America’s East-West Elites Estranged From The Heartland by Victor Davis Hanson

I would suggest to Facebook and Apple that they relocate operations to North Dakota to expose their geeky entrepreneurs to those who drive trucks and plow snow. Who knows — they might be able to afford a house, get married before 35 and have three rather than zero kids.

The densely populated coastal corridors from Boston to Washington and from San Diego to Berkeley are where most of America’s big decisions are made.

Those in Boston, New York and Washington determine how our government works; what sort of news, books, art and fashion we should consume; and whether our money and investments are worth anything.

The Pacific corridor is just as influential, but in a hipper fashion. Whether America suffers through another zombie film or one more Lady Gaga video or Kanye West’s latest soft-porn rhyme is determined mostly by executives who live in the thin Pacific strip from Malibu to Palos Verdes.

The next smart phone or search engine 5.0 will arise from the minds of tech geeks who pay $2,000 a month for studio apartments and drive BMWs in Menlo Park, Palo Alto or Mountain View.

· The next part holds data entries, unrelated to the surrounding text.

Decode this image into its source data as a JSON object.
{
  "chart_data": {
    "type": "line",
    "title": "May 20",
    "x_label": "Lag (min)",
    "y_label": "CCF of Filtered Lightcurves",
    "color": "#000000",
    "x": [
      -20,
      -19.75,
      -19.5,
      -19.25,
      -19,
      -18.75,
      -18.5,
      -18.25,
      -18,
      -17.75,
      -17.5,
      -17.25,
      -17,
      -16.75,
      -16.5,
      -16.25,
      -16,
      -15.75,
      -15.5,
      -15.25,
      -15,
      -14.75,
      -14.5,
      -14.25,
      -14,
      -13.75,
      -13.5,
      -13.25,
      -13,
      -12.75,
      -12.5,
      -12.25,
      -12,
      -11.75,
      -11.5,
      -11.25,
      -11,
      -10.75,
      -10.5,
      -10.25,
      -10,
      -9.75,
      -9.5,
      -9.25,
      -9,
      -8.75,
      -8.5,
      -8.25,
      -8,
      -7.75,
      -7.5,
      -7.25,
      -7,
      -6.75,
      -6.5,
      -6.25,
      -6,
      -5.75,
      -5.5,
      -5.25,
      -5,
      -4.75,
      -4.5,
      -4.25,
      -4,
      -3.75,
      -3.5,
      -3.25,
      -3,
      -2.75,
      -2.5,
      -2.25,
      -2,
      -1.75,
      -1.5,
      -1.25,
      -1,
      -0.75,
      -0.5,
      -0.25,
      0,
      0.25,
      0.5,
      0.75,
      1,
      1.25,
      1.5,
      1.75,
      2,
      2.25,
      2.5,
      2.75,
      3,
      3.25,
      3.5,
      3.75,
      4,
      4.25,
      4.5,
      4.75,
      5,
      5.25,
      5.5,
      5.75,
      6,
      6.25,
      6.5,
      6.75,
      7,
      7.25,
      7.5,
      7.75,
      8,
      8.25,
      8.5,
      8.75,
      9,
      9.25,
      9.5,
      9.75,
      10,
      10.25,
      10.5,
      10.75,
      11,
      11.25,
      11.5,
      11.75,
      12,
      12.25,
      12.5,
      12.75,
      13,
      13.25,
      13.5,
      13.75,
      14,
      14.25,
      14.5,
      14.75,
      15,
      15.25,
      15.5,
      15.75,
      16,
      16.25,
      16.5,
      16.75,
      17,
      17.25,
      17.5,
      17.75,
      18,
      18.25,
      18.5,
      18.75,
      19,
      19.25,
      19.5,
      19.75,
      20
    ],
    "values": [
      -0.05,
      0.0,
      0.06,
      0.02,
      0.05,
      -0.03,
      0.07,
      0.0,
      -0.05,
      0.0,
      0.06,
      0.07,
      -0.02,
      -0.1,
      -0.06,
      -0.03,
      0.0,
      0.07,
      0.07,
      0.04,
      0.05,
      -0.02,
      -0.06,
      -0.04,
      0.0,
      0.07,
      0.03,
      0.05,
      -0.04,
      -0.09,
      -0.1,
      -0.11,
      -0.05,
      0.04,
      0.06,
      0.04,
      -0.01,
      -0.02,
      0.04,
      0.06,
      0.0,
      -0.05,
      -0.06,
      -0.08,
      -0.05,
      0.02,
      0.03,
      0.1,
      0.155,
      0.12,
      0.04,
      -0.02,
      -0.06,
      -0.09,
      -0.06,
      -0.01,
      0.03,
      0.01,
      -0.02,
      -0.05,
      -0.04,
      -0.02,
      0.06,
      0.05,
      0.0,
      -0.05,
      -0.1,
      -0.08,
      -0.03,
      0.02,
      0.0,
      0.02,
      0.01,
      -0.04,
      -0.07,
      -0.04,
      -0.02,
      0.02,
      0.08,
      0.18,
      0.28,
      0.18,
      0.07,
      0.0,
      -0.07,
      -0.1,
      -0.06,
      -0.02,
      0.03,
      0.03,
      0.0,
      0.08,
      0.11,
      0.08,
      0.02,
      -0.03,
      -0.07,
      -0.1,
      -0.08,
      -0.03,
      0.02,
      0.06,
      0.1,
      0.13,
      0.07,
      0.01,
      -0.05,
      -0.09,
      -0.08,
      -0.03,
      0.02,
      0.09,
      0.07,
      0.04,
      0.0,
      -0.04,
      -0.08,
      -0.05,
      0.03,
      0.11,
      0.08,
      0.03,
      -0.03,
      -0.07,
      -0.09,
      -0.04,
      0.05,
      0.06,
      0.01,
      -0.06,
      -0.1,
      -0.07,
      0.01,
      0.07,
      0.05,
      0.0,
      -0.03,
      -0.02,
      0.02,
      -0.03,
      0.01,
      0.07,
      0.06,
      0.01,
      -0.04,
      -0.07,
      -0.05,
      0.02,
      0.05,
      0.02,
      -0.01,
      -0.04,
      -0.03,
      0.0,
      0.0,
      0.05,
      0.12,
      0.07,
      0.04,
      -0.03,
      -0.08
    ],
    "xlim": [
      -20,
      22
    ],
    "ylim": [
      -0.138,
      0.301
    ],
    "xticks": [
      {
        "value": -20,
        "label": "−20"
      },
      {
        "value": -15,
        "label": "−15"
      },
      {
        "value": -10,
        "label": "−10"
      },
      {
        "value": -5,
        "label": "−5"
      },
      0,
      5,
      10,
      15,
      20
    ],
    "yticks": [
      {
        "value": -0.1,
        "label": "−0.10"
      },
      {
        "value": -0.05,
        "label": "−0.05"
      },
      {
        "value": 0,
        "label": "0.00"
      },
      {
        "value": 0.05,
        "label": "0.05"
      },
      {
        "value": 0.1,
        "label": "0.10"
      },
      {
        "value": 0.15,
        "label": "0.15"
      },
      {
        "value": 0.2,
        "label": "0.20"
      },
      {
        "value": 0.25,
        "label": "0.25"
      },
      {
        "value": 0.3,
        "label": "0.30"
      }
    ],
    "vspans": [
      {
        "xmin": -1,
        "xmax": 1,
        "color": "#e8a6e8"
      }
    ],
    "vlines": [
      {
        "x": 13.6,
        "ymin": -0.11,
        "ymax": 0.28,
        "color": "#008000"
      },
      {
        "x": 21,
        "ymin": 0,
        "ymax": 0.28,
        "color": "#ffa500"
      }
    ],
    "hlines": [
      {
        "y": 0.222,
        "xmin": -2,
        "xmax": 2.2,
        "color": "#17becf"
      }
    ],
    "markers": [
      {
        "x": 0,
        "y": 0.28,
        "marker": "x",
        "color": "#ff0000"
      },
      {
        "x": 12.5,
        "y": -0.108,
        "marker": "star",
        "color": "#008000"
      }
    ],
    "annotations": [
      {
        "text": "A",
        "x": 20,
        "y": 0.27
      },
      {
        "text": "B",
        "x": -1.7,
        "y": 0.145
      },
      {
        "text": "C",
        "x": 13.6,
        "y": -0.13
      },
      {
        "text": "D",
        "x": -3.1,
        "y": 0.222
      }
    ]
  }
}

The road to riches and influence, we are told, lies in being branded with a degree from a coastal elite campus like Harvard, Yale, Princeton, Stanford or Berkeley. How well a Yale professor teaches an 18-year-old in a class on American history does not matter as much as the fact that the professor helps to stamp the student with the Ivy League logo. That mark is the lifelong golden key that is supposed to unlock the door to coastal privilege.